On July 22, 2010, it was officially announced that Franz had died about two months before from Foreign Body Obstruction (FBAO). After reporting his brother's death, Helmut stated that while there still may be one or two unreleased songs (one of them being their single "Christmas Eve" released in November 2010), the group would no longer be active. In November 2011, it was officially announced that Helmut Vonlichten had formed a new band called Les Friction, and released a preview of his new work with a track called "Torture".

==Albums==

===Unearthed===

Unearthed was the first album composed by E.S. Posthumus. It was originally made available for purchase online through CD Baby in January 2001; It became the third-biggest selling album in CDBaby's history. The success of the album prompted the wide re-release to retail in May 2005 through Wigshop and 33rd Street Records/Bayside Distribution. A key piece to the distinctive sound of the music comes from working with the Northwest Sinfonia. Other musicians performing on this CD include Pedro Eustache, Michael Landau, Matt Laug, Lance Morrison, Davy Spillane and Efrain Toro. Many tracks from Unearthed have been featured in various movie trailers and television shows. They have been used in the trailers for movies due to their escalating structure, which makes them well-suited for dramatic montages building towards the credits in trailers.

===Cartographer===

Cartographer, the second album from E.S. Posthumus, was supposed to be released sometime in 2006 but was actually released in early 2007. It is rumored the delay was due to the addition of Sans to the group of musicians, an addition much heralded by Helmut Vonlichten

===Makara===

Makara is the third album of E.S. Posthumus. It consists of 15 tracks and was released on February 2, 2010, for download on iTunes, Amazon MP3, and several other popular download services. The album is available on both CD and for digital download at CD Baby. The album was made available on eMusic on January 26, 2010. There may also be a vinyl release of the album in the future.

==Singles==

===Rise to Glory===

Rise to Glory is a single released in September 2005 featuring the vocals of rappers DJ Quik and Bizarre (from D12). The song Rise to Glory is recognized as a sung remix and an extended version of Posthumus Zone, which is most commonly recognized as the theme song to the NFL on CBS since the 2003 season.

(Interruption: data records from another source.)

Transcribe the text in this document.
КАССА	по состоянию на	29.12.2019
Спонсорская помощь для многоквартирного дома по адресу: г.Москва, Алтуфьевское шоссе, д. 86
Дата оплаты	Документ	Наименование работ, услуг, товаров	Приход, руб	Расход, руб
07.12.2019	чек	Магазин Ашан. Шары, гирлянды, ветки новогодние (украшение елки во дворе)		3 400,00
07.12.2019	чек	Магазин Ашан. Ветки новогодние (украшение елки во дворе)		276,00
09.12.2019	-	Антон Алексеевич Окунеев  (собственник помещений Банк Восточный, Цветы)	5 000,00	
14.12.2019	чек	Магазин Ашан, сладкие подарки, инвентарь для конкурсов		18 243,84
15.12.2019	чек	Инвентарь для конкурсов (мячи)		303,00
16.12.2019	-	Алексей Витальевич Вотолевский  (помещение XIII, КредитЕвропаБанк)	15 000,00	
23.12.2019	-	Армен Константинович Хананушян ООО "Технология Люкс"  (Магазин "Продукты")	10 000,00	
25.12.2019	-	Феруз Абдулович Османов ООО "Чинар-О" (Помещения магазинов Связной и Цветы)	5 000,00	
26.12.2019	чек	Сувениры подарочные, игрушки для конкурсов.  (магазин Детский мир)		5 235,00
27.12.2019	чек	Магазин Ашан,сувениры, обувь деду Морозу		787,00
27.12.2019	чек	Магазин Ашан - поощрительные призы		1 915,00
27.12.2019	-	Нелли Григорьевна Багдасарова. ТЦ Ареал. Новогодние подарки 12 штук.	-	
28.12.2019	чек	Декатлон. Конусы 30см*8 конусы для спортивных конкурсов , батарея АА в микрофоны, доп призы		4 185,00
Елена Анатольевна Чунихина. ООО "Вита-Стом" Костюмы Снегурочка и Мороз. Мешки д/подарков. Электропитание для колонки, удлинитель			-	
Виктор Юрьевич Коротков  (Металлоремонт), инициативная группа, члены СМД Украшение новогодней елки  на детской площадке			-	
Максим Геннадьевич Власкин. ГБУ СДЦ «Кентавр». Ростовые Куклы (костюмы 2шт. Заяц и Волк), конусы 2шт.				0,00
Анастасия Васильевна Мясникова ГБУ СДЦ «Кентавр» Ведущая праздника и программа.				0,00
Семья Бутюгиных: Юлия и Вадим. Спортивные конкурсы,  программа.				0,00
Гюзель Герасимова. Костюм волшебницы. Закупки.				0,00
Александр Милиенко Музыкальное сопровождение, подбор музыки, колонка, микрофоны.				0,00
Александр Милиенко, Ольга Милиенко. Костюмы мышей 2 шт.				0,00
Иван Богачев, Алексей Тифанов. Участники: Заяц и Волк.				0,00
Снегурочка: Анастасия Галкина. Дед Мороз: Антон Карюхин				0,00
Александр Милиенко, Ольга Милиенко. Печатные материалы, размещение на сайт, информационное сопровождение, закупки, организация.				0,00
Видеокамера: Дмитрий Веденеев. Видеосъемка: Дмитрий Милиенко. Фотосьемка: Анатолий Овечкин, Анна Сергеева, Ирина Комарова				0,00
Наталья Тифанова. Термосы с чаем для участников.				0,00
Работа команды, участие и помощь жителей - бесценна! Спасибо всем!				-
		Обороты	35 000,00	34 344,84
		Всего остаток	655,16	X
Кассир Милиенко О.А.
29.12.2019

===Run This Town/Posthumus Zone===
E.S. Posthumus collaborated with hip hop artist Jay-Z to create a remix of Run This Town and Posthumus Zone for the CBS broadcast of Super Bowl XLIV.

===Christmas Eve===

Christmas Eve is a single released in November 2010 as a Christmas tribute to Franz Vonlichten of E.S. Posthumus.

The Vonlichten brothers had begun work on a holiday project in early March 2010, which was to be released later during the holiday season. According to Helmut, the project would be a re-arrangement of their favorite holiday songs and "bring something new to the party". This track was the only song they started recording before Franz died in May 2010.

In a Facebook posting on the group's fanpage, mid-November 2010, Helmut relayed that "When Franz passed away last May, the project was barely off the ground; however, a lyric, piano sketch and rough vocal were completed on the new song." In that same posting, Helmut shared that he contacted Jeremy Lubbock, the brothers' childhood favorite arranger, to arrange the song for them. Helmut later salvaged the rough vocal recorded months earlier and included it in the final recording.

"Christmas Eve" is the last song produced from the group E.S. Posthumus and is a product of the Vonlichten brothers' last recording session before Franz's death.